Cividale was founded as a Roman municipium by Julius Caesar in 50 BCE on the newly built Via Julia Augusta, with the name of Forum Iulii ("Julius' Forum"; Fréjus had the same Roman name). Archaeological findings have revealed that the area was already settled by Veneti and Celts. After the destruction of Aquileia and Iulium Carnicum (Zuglio), it became the chief town of the district of Friuli and gave its name to it.

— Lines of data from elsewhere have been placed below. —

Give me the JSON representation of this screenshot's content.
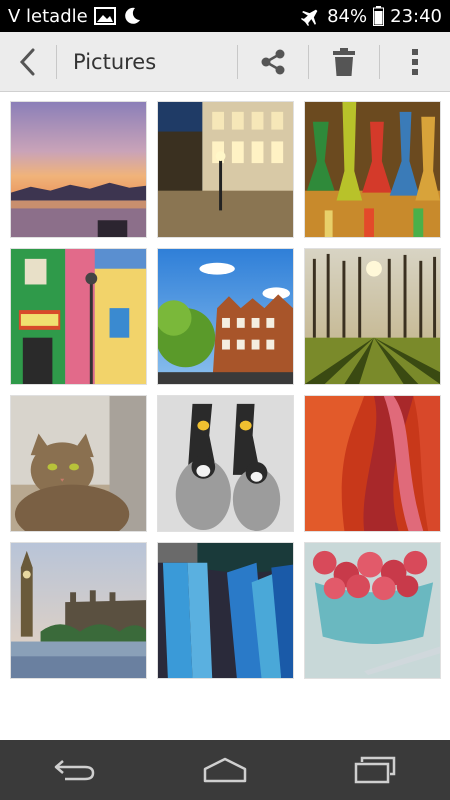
{
  "status_bar": {
    "carrier": "V letadle",
    "battery": "84%",
    "time": "23:40"
  },
  "action_bar": {
    "title": "Pictures"
  },
  "gallery": {
    "thumbnails": [
      {
        "subject": "lake-sunset"
      },
      {
        "subject": "town-square-night"
      },
      {
        "subject": "hookahs"
      },
      {
        "subject": "caminito-street"
      },
      {
        "subject": "amsterdam-houses"
      },
      {
        "subject": "forest-sunrise"
      },
      {
        "subject": "tabby-cat"
      },
      {
        "subject": "penguins"
      },
      {
        "subject": "red-canyon"
      },
      {
        "subject": "big-ben"
      },
      {
        "subject": "blue-scarves"
      },
      {
        "subject": "raspberries"
      }
    ]
  },
  "colors": {
    "status_bar": "#000000",
    "action_bar": "#ececec",
    "nav_bar": "#3a3a3a"
  }
}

In 568 the city was the first major centre occupied by Alboin's Lombard invasion of Italy, then part of the Byzantine Empire. The city was chosen as first capital of the newly-formed Lombard Kingdom, then granted by Alboin to his nephew Gisulf as the capital of a Lombard Duchy of Friuli. After the Lombards were defeated by the Franks, (774), following the last Lombard resistance under Hrodgaud of Friuli (776) Forum Julii changed its name to Civitas Austriae, Charlemagne's Italian "City of the East".

Under the Carolingian settlement with the Papacy, the patriarchs of Aquileia resided here from 773 to 1031, when they returned to Aquileia, and finally in 1238 removed to Udine. This last change of residence was the origin of the antagonism between Cividale and Udine, which was only terminated by their surrender to Venice in 1419 and 1420 respectively. When the Patriarchal State of Friuli was founded in 1077, Cividale was chosen as the capital.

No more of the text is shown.